Fazendo um balanço desse episódio, Christo Alves conclui que “bem poucos magistrados de um ado recente aram pelo ostracismo que me aconteceu. Tudo me era negado, até o parto de minha mulher, que poderia ser financiado pelo Tesouro do Estado, como acontecia com outros colegas, para desconto em folha, me foi negado. Três anos de absoluta discriminação sofri”.

 

Por três vezes, Christo figurou na lista de promoções ao desembargo por merecimento e foi recusado. “Na última, quando tive os votos de 14 dos 15 desembargadores, tendo o 15º justificado que não sufragara meu nome porque o Governador não me nomearia”.

 

Tempos depois, “quando estive à morte, padecendo de uma doença fulminante (inflamação dos canais biliares), nem assim o Poder se apiedou de mim, na ocasião em que minha esposa, professora do antigo Colégio Lauro Sodré, requereu licença para acompanhar o meu tratamento, pois era ela quem me dava os alimentos, com as mãos. Esse direito, líquido e certo, foi indeferido por decisão da médica perita, que tinha parentesco com políticos influentes de Santarém”.

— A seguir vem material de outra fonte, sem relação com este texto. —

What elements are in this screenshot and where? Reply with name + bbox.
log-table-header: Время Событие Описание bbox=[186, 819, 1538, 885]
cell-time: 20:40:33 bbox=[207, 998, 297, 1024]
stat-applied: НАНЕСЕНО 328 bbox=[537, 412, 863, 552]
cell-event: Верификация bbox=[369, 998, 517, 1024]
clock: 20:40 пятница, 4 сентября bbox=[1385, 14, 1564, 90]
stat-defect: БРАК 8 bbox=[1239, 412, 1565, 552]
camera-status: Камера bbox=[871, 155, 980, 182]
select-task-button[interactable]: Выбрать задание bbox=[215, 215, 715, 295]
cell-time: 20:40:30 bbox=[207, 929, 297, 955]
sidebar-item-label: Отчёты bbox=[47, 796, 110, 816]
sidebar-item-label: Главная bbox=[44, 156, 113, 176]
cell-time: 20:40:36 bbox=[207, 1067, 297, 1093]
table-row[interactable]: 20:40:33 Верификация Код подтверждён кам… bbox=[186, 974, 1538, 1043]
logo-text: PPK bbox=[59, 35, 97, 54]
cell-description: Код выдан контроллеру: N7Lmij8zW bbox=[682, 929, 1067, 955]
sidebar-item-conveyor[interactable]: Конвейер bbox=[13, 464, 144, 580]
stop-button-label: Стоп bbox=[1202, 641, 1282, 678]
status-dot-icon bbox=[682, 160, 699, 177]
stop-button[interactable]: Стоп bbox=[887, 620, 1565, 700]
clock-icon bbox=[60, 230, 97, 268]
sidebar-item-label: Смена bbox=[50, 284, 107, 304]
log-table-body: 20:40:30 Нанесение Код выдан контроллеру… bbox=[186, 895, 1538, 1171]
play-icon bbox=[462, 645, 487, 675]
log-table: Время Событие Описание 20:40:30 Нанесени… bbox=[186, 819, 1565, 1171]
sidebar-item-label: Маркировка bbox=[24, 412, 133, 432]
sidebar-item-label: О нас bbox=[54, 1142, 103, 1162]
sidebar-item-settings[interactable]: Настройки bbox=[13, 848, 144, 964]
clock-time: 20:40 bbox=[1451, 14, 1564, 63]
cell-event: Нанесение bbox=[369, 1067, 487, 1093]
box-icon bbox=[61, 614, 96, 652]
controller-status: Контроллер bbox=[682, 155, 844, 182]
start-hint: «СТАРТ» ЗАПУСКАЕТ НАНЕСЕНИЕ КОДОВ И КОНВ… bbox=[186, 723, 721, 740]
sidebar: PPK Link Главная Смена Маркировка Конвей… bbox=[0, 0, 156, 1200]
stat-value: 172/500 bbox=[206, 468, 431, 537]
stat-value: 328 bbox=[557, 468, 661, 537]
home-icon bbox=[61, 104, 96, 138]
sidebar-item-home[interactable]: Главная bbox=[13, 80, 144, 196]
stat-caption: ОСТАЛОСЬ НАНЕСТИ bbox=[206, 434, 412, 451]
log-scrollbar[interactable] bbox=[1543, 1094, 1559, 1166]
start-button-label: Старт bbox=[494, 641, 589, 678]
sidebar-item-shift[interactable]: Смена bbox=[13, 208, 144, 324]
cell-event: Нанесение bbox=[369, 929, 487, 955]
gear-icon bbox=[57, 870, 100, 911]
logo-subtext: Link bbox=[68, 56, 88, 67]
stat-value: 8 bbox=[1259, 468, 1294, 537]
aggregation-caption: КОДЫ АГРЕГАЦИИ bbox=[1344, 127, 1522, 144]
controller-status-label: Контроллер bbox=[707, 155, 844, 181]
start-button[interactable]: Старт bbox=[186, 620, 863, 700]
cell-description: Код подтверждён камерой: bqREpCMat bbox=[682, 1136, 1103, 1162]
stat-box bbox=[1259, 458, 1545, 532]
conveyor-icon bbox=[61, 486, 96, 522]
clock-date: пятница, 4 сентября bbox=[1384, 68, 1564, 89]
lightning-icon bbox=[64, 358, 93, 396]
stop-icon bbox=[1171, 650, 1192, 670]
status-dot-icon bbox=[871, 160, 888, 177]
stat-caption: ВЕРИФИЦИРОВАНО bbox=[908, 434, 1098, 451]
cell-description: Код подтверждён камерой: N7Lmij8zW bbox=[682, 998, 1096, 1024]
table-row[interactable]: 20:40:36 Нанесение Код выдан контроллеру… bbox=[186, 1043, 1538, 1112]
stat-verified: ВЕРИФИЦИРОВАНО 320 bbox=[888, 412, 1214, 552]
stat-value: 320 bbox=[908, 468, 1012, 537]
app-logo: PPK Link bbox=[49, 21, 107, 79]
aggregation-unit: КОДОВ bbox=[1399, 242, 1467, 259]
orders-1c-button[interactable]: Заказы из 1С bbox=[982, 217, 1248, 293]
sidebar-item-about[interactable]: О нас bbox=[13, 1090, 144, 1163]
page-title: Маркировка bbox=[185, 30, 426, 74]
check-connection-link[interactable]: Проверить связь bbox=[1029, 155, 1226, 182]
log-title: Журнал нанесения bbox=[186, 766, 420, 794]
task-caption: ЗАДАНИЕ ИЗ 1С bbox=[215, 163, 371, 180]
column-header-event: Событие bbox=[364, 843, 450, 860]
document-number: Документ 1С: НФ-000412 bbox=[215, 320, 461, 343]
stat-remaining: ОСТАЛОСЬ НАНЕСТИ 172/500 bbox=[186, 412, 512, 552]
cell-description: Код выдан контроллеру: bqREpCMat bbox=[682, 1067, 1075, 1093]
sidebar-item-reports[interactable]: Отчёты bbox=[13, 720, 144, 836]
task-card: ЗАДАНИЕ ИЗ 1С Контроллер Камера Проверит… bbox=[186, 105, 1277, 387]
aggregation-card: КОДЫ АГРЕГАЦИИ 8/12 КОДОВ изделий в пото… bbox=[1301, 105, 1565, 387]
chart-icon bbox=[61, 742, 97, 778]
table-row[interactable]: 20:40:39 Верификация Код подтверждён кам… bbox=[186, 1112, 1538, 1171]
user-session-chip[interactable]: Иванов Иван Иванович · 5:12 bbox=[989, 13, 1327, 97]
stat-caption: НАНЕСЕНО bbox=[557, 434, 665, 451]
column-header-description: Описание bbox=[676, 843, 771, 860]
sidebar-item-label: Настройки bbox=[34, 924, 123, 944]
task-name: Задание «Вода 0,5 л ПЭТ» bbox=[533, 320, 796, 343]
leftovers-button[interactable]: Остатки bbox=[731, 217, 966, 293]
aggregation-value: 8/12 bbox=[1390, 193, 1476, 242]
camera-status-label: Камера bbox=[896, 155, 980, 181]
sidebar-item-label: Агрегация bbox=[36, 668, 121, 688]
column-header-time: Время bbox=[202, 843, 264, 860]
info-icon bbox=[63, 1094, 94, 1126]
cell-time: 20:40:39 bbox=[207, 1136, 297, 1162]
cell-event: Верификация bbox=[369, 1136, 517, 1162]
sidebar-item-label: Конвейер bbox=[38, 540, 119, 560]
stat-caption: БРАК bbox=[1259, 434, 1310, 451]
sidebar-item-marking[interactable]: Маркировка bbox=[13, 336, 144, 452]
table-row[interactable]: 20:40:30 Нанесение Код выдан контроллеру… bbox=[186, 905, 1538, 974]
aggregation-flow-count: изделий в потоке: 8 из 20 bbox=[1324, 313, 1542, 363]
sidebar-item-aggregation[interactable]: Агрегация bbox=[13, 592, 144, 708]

Quando o massacre de Santarém ainda ecoava, o nome de Christo Alves teria sido enviado a Brasília para ser cassado, o juiz diz que ouviu dizer que o próprio governador Alacid Nunes me defendeu, dizendo ao Presidente [marechal Costa e Silva] que eu não era nem comunista, nem desonesto”. Christo agradece a Deus, “que não sou vingativo, e por isso, o Governador da época, hoje falecido, e eu voltamos a ser amigos”.

 

Não há qualquer referência escrita (muito menos documental) sobre esse suposto episódio. Nem o comportamento de Alacid Nunes sugere que de fato existiu. A crença do desembargador pode ser atribuída a um excesso de boa-fé.